PONTAPÉ – Bolsonaro,
chutando o pixuleco em ato de campanha: clima de polarização não leva um país a
bom porto
A violência política, em geral, decorre de uma combinação
perversa em que a radicalização ideológica encontra um militante disposto a
tudo ou portador de algum tipo de desequilíbrio mental. A esse respeito, até
agora, nada se sabe sobre Oliveira, mas quanto à radicalização do ambiente
político não há dúvida. Nos Estados Unidos, que, ao contrário do Brasil, são um
país com tradição de atentados políticos, a era de maior violência foi
justamente a década de 60, quando a polarização era intensa. Havia a luta pelos
direitos civis e pela igualdade racial. Em 1963, o presidente John Kennedy foi
assassinado em Dallas. Em 1968, seu irmão Bob Kennedy também foi morto quando
fazia campanha presidencial pelo Partido Democrata. No Brasil, o atentado mais
dramático, por suas consequências pesadíssimas para os autores e para o próprio
país, aconteceu em 1954, na Rua Tonelero, no Rio de Janeiro, contra o
oposicionista Carlos Lacerda. Ele saiu ferido no pé e aproveitou o episódio
para incendiar o país — que logo conviveria com o suicídio de Getúlio Vargas,
cujo auxiliar estava envolvido no crime. Agora, a situação é inteiramente
diferente, mas um ataque é sempre um trauma para um país que quer fazer
política num ambiente civilizado.
Ainda é cedo para medir as repercussões do episódio na
corrida presidencial. O caso pode consolidar votos para Bolsonaro, ao reafirmar
a certeza dos seus eleitores de que ele é o candidato que o Brasil precisa
eleger — ou mesmo conquistar eleitores que venham a se compadecer de seu
sofrimento. Mas também pode afugentar aqueles com receio de prestigiar uma
figura política que causa tamanha polarização.

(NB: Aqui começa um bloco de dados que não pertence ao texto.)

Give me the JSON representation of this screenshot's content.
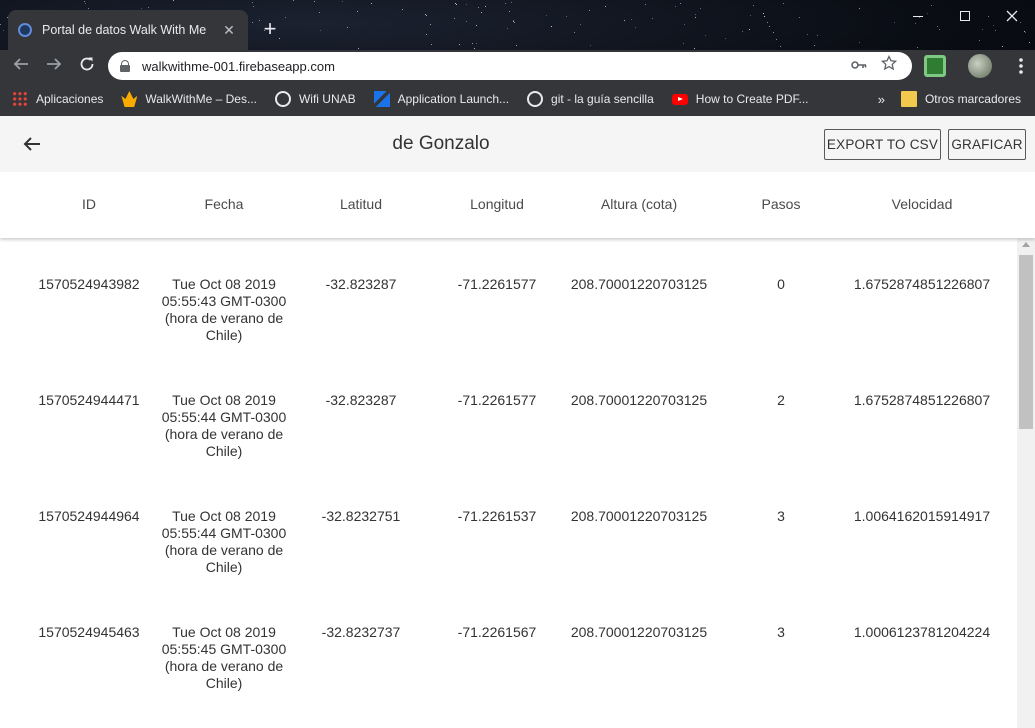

Uma vítima é sempre uma vítima, mas não se pode abstrair do
fato de que uma vítima é também responsável pelo ambiente que ela própria ajuda
a criar. Nisso, Bolsonaro tem uma penitência a fazer. Com sua linguagem
insultuosa e ofensiva a minorias e adversários políticos, combinada com seu
elogio constante às soluções violentas, o candidato faz um convite
irresponsável à exacerbação dos ânimos. Quando o ônibus da caravana de Lula no
sul do país foi alvo de tiros, Bolsonaro não condenou o ato criminoso. Ao
contrário: ironizou e disse que era armação do PT. Agora, seus adversários
políticos vieram a público — civilizadamente — condenar a agressão inaceitável
de que Bolsonaro foi vítima. É como se deve proceder numa democracia. Se o
atentado de Juiz de Fora deixa alguma lição útil ao país, é esta: o extremismo
e a radicalização nunca levarão um país a bom porto.